Standard Locations (why?)
By Sean Wilcox on Feb 03, 2012
The manifest-import service manages importing of manifests that are delivered as part of a package for an application. This instantiates the service and its instances on the system. The manifest-import service will then manage re-importing those manifests if they are modified/upgraded in some way.
Also, the manifest-import service manages the application of profiles that are in the standard location for profiles of /etc/svc/profile/site. If these profiles change or are removed then the support for them can be removed from the services on the system.
Finally once the application has served its purpose and the delivering package is removed from the system along with the removal of the manifest the service will then be cleaned up by the manifest-import service.
With that the manifest-import service needs a well known place to be able to find the manifests for a service, and be able to find those manifests under a certain set of rules. One, the cleanup side of the service needs to be able to know for sure that a manifest is removed and not that a location is simply temporarily unavailable.
Before the Solaris 11, the manifests were located in /var/svc/manifest. But this location might or might not be available at boot because /var can be a separate filesystem, that is not mounted early in boot. With the Solaris 11, the manifests were moved to /lib/svc/manifest so that the manifests would be available at the beginning of system boot. Therefore, manifests are to no longer be placed in /var/svc/manifest as it is strictly supported for backwards compatibility only.

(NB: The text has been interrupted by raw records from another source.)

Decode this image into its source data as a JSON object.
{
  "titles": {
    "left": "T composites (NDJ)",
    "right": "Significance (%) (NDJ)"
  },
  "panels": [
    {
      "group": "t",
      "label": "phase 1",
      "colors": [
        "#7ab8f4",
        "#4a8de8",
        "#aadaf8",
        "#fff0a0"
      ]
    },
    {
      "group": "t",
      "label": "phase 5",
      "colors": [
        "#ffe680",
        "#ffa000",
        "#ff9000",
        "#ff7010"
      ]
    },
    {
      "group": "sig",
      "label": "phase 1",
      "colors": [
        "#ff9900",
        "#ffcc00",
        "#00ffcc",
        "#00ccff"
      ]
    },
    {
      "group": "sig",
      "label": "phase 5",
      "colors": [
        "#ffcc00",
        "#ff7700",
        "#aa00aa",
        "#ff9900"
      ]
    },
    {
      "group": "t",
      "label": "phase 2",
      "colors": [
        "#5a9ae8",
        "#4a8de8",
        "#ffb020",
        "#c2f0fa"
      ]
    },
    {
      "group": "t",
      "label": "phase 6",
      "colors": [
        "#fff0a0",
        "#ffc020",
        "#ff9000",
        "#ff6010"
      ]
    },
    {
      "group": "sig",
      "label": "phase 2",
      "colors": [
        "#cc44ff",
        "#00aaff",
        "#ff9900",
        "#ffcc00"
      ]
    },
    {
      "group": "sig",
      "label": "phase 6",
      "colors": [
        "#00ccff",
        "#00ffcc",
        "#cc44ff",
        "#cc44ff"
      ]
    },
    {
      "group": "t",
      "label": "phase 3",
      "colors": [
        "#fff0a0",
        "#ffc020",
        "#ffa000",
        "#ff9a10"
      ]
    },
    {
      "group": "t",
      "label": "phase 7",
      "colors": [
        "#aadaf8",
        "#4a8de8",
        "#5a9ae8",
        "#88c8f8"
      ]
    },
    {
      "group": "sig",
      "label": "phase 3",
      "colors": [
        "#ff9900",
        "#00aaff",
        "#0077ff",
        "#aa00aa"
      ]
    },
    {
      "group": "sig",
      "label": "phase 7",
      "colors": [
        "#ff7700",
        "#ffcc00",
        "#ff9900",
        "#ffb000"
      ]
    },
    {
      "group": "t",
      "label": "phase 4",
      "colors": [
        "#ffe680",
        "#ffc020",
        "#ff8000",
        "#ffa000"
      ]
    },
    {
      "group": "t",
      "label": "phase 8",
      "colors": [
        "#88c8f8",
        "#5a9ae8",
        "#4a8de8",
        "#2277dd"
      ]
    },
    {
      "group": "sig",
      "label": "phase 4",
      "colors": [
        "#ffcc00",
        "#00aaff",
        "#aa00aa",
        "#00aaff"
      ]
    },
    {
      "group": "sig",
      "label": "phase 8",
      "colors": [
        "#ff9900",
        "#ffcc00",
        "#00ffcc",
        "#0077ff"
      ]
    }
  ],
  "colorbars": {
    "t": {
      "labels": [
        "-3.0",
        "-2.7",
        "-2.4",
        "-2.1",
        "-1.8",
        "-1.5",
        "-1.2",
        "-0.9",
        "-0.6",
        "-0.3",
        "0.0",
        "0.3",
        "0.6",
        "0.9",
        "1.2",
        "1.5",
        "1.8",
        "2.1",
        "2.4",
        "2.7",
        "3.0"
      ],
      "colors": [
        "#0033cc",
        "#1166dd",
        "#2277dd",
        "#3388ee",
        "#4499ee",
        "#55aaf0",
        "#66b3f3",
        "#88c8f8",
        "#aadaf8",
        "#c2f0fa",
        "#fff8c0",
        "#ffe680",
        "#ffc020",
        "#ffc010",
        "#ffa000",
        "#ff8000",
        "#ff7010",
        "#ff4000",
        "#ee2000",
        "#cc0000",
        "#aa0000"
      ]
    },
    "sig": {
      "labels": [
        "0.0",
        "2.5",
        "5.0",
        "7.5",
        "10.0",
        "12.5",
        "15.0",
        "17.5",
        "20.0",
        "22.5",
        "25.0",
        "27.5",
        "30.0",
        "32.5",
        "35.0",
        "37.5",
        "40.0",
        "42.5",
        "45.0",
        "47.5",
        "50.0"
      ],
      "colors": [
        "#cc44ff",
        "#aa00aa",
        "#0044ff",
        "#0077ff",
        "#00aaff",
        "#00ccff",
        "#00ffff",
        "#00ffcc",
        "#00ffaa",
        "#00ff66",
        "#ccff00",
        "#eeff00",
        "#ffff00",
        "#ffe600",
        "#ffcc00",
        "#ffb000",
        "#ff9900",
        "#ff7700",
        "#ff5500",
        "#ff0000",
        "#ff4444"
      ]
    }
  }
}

So with this standard location that is guaranteed to be available at boot SMF can now make sure that changes and upgrades to manifests are imported before any services are started. This way services that need to start early in the boot cycle (even before /var might be mounted, if the manifest is in /lib/svc/manifest) will be guaranteed to start with their new property values.
Also, if the manifest is removed from the system, there is a chance for the service to be removed from the system before it attempts to start and does not find the service binaries and/or other files that may be required for the service to run.
Put your manifests and profiles in the standard location and let SMF manage your import, apply and ultimately the cleanup of your services and instances.
So in summary the benefits are :
1. manifests can be imported early in boot before any services are started that might use the information from the manifests.
2. upgrades of manifests and profiles can be done during this early boot phase as well, so that services get the new information before they start.
3. if manifests are removed, then the manifest-import service that manages these can know for sure that the manifests are removed and clean up the services.
4. manifests in a standard location are the base layer for services and their property group and property sets.